Can you please share your prompt function? A simple prompt function that can reproduce the problem would be very helpful, thanks!

Yes. It's because PSReadline is using the Console object for output and changing [Console]::OutputEncoding when it runs, but it doesn't do so when one of its functions is called from the outside. Powershell itself has its own console output machinery that bypasses this. As in, it doesn't seem to be using the Console object.
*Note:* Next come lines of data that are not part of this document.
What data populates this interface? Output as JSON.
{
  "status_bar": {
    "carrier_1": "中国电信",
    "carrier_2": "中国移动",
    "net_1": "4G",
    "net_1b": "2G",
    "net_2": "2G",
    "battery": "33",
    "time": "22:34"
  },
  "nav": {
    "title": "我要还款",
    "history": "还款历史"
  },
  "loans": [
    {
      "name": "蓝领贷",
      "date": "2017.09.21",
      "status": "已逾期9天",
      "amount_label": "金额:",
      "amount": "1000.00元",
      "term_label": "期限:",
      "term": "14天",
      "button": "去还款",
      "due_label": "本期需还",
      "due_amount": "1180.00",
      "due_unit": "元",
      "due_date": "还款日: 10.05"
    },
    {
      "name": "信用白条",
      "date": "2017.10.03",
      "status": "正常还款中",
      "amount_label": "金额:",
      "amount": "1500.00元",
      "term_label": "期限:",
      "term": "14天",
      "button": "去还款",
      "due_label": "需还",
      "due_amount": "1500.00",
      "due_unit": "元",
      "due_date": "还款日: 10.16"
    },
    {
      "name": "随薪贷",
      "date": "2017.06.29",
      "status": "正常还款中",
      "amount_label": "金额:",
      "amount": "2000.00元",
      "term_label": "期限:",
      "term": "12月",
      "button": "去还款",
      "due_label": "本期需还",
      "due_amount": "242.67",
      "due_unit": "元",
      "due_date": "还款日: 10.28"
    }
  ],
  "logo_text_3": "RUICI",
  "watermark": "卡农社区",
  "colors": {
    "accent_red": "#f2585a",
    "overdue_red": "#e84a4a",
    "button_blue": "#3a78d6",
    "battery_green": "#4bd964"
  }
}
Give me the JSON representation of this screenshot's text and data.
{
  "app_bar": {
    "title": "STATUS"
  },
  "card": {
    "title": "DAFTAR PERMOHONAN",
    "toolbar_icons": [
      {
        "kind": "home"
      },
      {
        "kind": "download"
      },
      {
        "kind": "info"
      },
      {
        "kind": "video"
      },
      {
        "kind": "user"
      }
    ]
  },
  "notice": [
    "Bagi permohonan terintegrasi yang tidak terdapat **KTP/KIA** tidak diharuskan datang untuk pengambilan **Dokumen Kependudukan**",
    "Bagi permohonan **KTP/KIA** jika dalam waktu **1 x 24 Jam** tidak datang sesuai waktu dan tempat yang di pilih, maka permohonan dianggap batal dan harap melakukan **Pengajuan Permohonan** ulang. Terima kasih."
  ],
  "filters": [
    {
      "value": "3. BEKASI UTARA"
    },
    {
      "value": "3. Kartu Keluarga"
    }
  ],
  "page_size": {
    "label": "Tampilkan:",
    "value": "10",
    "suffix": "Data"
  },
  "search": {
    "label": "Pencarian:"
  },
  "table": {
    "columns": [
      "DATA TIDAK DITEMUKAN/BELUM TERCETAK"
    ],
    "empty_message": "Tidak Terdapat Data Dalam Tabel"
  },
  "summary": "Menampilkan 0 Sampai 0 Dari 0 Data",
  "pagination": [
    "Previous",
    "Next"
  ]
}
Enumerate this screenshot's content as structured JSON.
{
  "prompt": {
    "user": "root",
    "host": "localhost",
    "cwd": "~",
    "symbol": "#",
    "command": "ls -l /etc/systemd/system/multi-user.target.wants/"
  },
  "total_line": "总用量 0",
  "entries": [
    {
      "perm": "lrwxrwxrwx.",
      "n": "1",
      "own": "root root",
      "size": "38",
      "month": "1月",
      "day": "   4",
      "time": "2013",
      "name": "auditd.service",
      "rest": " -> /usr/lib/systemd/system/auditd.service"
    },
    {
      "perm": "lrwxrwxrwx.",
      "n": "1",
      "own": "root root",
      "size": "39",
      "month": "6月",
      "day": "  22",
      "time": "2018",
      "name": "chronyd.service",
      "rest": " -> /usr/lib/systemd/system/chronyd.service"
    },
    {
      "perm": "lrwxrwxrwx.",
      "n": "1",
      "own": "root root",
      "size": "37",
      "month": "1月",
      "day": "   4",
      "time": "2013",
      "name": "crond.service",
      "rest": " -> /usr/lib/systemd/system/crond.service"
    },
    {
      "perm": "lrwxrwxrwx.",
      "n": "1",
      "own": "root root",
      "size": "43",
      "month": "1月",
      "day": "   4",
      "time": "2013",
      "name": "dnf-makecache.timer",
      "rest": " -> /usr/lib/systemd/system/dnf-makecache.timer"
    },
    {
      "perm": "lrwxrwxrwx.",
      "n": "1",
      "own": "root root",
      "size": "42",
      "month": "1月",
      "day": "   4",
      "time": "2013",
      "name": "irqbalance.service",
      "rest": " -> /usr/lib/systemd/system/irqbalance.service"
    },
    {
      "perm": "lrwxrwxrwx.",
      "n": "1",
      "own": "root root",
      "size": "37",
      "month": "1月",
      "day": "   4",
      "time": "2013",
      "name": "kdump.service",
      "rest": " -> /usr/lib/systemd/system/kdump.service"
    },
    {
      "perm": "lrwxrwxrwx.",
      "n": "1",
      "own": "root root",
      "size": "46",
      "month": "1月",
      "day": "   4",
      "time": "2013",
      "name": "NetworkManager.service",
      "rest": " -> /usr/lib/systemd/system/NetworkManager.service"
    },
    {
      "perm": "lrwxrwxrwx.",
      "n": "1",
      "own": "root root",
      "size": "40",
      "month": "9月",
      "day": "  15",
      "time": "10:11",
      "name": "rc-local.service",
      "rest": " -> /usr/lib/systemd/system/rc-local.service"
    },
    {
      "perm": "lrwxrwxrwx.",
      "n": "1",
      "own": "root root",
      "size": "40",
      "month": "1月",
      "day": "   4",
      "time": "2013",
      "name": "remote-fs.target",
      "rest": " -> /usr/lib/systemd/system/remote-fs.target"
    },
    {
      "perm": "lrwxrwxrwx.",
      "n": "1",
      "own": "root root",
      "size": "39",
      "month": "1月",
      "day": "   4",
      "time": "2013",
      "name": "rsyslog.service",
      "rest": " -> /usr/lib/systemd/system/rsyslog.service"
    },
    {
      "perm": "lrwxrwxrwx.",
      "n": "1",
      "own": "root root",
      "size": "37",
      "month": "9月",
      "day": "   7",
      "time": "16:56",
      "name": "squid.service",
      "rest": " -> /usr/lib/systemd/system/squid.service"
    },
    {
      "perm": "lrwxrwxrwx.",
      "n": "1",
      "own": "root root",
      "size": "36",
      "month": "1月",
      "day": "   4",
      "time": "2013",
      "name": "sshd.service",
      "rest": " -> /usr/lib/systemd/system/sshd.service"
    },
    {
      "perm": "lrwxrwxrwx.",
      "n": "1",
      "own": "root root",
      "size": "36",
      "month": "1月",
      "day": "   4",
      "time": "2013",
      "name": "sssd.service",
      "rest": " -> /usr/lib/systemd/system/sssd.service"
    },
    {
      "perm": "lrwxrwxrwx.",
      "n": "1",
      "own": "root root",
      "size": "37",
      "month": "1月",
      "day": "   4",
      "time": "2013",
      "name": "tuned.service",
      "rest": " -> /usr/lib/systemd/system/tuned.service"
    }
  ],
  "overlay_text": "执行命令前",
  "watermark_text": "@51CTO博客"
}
I'm using [starship[(https://github.com/starship/starship) and had it triggered by PSFzf, but for a simple one, just take the default prompt and stick non BMP Unicode in it:

function prompt { "PS $($executionContext.SessionState.Path.CurrentLocation)$('❯' * ($nestedPromptLevel + 1)) " }

Also note https://github.com/kelleyma49/PSFzf/issues/71#issuecomment-961148891 where I posted a workaround that PSFzf is going to incorporate for this.

Jaykul commented 2 years ago

Setting the outputEncoding to UTF8 (with no BOM) seems to resolve this:

[Console]::OutputEncoding = $OutputEncoding = [Console]::InputEncoding = [System.Text.UTF8Encoding]::new()

To me, it feels crazy how it sometimes works right and sometimes I get ? for every extended character:

WindowsTerminal_2022-04-30_23-50-47

As people have said above, if you don't have the console encoding set to UTF8, then when PSReadLine attempts to copy your prompt and change the color to show a parse error (e.g. in RenderErrorPrompt) it doesn't get a proper copy.

You can work around this yourself:

  1. Call Set-PSReadLineOption and explicitly set -PromptText to an array of two strings (normal, and error) so that PSReadLine can stop guessing what text to use.
  2. As I said above, change your console encoding to UTF8. We all should have done this decades ago.

A better workaround is probably for PowerShell or PSReadLine to set the console encoding to UTF-8, either all the time, or explicitly when trying to read from it.

But there's an easy fix:

PSReadLine could just stop trying to read the prompt from the screen. If the user configures PromptText, then use that. Otherwise, do nothing to the prompt, since you can't be sure you're not going to break it, and this feature isn't worth the risk.

dcnieho commented 1 year ago

Here another instance of this bug messing with a prompt:

https://user-images.githubusercontent.com/1787673/210333851-f1055e78-1ec1-4636-a925-3cbd3c0a9f97.mp4

(from https://github.com/JanDeDobbeleer/oh-my-posh/issues/3298)

StevenBucher98 commented 1 year ago

This function was not tested for wide public use and is used specifically for some PSReadLine functionality so likely many bugs with it, marking as a bug.